By utilizing a network (optionally a distributed network) of edge nodes 602, or a peer-to-peer network of user devices 204, propagation of payload message 232 avoids the typical bottle necks associated with conventional presence servers (wherein presence registration and propagation of presence updates are handled by the presence server), and thereby facilitating improved scalability of CPS 202. That is, since the internal components of CPS 202 handle context changes, and external components (e.g., edge nodes 602) handle payload data, scalability is improved over conventional presence.
FIG. 7 shows CPS 202 connected to two application servers 702 and 710, each having a plurality of clients 704 and 708, respectively. Each client 704, 708 is shown with an associated user 706. Application server 702 has an assigned CPS application ID 208(1) and creates a context group 220(1) within CPS 202. Application sever 710 has a CPS application ID 208(2) and creates a context group 220(2) within CPS 202. Each application server 702, 710, may utilize more than one context group 220 within CPS 202.
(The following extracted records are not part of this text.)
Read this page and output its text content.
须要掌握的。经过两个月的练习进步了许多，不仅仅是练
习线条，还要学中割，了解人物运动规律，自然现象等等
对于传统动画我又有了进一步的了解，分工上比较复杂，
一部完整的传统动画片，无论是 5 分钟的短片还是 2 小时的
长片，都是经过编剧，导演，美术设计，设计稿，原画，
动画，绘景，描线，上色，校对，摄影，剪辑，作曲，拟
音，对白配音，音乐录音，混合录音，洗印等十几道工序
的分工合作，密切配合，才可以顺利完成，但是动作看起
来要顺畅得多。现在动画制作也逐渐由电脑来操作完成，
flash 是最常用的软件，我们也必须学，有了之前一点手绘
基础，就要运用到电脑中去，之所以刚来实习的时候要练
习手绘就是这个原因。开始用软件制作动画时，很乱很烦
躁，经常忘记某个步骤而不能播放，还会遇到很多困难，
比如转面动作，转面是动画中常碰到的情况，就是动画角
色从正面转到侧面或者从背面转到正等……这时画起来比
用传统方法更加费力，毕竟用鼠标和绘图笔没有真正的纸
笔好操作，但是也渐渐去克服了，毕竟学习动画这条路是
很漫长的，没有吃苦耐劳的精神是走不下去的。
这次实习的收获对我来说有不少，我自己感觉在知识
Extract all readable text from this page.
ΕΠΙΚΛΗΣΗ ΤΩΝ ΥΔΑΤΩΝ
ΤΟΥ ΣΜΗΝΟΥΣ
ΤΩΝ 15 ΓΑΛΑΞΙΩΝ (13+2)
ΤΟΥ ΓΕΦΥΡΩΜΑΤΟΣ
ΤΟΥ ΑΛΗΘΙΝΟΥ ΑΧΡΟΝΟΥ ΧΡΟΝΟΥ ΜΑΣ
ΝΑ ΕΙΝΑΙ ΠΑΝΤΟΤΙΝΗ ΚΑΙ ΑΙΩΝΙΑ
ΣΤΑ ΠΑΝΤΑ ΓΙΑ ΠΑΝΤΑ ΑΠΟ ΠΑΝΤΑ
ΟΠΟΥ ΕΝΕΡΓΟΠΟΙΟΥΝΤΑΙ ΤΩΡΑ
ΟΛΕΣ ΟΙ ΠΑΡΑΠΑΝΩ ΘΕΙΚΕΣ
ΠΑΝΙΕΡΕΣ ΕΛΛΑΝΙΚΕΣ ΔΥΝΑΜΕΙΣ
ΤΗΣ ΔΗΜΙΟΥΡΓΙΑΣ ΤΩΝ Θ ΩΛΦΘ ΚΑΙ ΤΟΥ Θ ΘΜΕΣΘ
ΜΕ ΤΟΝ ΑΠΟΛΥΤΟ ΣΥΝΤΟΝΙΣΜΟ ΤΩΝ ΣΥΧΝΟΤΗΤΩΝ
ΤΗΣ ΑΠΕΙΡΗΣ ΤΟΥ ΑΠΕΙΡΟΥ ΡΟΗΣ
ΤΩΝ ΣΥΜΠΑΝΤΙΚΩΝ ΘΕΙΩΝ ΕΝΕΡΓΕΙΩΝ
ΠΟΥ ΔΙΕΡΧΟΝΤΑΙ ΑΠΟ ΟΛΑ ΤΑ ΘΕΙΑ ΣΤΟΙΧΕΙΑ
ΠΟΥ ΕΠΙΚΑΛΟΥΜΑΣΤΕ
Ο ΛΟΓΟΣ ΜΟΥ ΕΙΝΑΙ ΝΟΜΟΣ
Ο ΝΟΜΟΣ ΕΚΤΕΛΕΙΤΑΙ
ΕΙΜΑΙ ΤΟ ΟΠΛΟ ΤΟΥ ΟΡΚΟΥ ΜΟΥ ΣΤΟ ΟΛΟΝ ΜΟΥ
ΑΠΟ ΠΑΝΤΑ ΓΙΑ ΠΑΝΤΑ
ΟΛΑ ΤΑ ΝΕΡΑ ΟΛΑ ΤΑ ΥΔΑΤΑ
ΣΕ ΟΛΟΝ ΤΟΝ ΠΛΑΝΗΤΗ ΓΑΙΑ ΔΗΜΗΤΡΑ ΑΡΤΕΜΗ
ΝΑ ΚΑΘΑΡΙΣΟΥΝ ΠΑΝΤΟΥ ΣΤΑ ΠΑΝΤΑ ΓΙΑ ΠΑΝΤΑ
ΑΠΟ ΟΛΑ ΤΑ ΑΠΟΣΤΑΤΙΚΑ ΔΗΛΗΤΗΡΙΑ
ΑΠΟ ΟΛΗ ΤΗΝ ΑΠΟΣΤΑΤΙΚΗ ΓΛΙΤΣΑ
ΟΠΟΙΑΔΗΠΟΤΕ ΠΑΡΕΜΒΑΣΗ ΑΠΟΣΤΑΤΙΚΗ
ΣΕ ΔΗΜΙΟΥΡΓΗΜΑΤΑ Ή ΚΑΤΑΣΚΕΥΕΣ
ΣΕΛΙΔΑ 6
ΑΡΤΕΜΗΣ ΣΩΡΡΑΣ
In one embodiment, application server 702 assigns application user ID 210(1) to client 704(1), and application user ID 210(2) to client 704(2). Application server 702 may then add application user IDs 210(1) and 210(2) to context group 220(1), as shown, thereby automatically registering users 706(1) and 706(2) with context group 220(1). Users 706(1) and 706(2) need not be co-located, and need not know one another; however, through use of context group 220(1) by application server 702, users 706(1) and 706(2) become contextually aware of one another. Application server 702 may create more than one context group within CPS 202, such that users (e.g., users 706(1) and 706(2)) may be contextually linked in different ways, for example based upon selected options within client 704. In another embodiment, client 708(1) assigns application user ID 210(3) to user 706(3), for example based upon information of user 706(3), client 708(2) assigns application user ID 210(4) to user 706(4), for example based upon information of user 706(4), and client 708(3) assigns application user ID 210(5) to user 706(5), for example based upon information of user 706(5). Each client 708, via application server 710, adds its assigned application user ID 210 to context group 220(2), as shown in FIG. 7.
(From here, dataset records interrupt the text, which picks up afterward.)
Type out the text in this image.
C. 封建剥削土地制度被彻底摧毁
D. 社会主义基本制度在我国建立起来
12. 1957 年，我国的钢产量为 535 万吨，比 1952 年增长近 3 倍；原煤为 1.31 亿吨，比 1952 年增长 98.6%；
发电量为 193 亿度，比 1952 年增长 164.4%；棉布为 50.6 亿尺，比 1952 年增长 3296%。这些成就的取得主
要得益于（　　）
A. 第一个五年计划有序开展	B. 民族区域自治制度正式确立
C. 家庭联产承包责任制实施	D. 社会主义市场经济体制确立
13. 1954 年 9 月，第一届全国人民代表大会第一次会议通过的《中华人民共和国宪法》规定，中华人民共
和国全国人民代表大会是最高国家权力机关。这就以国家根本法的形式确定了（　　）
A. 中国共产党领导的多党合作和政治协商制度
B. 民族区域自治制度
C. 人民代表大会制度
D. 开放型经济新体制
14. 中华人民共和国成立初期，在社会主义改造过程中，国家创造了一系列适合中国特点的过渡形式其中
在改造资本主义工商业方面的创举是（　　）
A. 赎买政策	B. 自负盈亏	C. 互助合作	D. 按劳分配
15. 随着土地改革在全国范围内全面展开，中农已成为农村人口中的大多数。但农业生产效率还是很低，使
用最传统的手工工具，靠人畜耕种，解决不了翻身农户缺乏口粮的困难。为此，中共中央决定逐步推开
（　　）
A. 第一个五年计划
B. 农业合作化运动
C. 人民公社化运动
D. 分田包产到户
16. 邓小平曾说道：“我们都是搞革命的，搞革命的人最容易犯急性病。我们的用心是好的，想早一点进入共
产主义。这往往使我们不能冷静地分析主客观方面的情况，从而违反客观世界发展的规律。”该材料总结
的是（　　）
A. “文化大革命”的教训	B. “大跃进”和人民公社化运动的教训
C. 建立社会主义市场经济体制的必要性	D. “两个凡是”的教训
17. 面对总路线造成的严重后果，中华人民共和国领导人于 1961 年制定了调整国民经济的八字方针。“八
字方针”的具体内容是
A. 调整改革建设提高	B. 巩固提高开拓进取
In one example of operation, application server 702 represents a customer relationship management tool, user 706(1) is a sales representative and user 706(2) is a customer accessing application server 702 via a client 704(2). Application server 702 creates context group 220(1) for a planned meeting (e.g., an online meeting) between the representative and the customer, thereby allowing specific data to be exchanged between the representative and the customer as payload data. For example, in preparation for a face-to-face meeting, the payload data may represent travel status and expected time of arrival data that is updated automatically by clients 704 that are mobile devices.
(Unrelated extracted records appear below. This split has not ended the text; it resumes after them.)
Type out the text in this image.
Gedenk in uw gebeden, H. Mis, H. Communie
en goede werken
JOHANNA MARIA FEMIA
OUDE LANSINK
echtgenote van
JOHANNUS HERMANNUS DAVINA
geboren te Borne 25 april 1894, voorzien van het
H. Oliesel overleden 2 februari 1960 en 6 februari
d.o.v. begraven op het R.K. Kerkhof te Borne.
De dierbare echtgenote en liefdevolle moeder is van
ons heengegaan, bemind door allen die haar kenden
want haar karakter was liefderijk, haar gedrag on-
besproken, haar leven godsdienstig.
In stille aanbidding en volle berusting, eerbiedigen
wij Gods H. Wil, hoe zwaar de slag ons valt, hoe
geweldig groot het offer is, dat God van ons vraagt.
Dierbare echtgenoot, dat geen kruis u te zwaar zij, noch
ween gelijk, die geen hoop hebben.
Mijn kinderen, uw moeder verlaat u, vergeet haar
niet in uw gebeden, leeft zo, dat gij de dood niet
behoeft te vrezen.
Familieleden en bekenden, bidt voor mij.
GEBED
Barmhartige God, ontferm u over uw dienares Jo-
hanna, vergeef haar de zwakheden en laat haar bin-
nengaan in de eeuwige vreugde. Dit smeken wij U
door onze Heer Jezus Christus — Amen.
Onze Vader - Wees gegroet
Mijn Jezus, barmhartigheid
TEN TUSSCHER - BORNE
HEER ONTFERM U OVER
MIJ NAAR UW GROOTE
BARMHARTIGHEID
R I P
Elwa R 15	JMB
CPS 202 may simultaneously support many context groups 220 for many different applications.
Changes may be made in the above methods and systems without departing from the scope hereof. It should thus be noted that the matter contained in the above description or shown in the accompanying drawings should be interpreted as illustrative and not in a limiting sense. The following claims are intended to cover all generic and specific features described herein, as well as all statements of the scope of the present method and system, which, as a matter of language, might be said to fall therebetween.